A weakly singular form of the hypersingular boundary integral equation applied to 3-D acoustic wave problems

The composite boundary integral equation (BIE) formulation, using a linear combination of the conventional BIE and the hypersingular BIE, emerges as the most effective and efficient formula for acoustic wave problems in an exterior medium which is free of the well-known fictitious eigen-frequency difficulty. The crucial part in implementing this formulation is dealing with the hypersingular integrals. Various regularization procedures in the literature give rise, in general, to integrals which are still difficult and/or extremely time consuming to evaluate or are limited to the use of special, usually flat, boundary elements. In this paper, a general form of the hypersingular BIE is developed for 3-D acoustic wave problems, which contains at most weakly singular integrals.

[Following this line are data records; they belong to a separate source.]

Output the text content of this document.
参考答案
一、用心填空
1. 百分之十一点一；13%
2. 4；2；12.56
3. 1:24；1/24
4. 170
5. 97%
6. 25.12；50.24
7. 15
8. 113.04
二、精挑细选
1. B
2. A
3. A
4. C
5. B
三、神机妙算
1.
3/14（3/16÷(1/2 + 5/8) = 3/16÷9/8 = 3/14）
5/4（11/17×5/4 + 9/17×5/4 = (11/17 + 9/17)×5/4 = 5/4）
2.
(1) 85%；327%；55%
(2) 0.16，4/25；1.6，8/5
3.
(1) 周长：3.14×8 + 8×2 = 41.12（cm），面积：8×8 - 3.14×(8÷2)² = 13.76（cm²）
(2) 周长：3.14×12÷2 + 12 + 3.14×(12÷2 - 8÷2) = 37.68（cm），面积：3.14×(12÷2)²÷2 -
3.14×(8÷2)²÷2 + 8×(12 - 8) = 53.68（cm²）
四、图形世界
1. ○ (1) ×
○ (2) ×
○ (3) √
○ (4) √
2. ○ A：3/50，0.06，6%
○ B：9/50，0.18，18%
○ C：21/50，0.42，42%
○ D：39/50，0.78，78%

This weakly singular form can be derived by employing certain integral identities involving the static Green's function. It is shown that the discretization of this weakly singular form of the hypersingular BIE is straightforward and the same collocation procedures and regular quadrature as that used for conventional BIEs are sufficient to compute all the integrals involved. Computing times are only slightly longer than with conventional BIEs. The C1 smoothness requirement imposed on the density function for existence of the hypersingular BIEs and the possibility of relaxing this requirement are discussed. Three kinds of boundary elements, having different smoothness features, are employed. Numerical results are given for scattering from a rigid sphere at the fictitious frequencies, for values of wavenumber from π to 5π. In essence, with the methodology in this paper the fictitious eigenfrequency difficulty, long associated with the BIE for exterior problems, should no longer be a troublesome issue.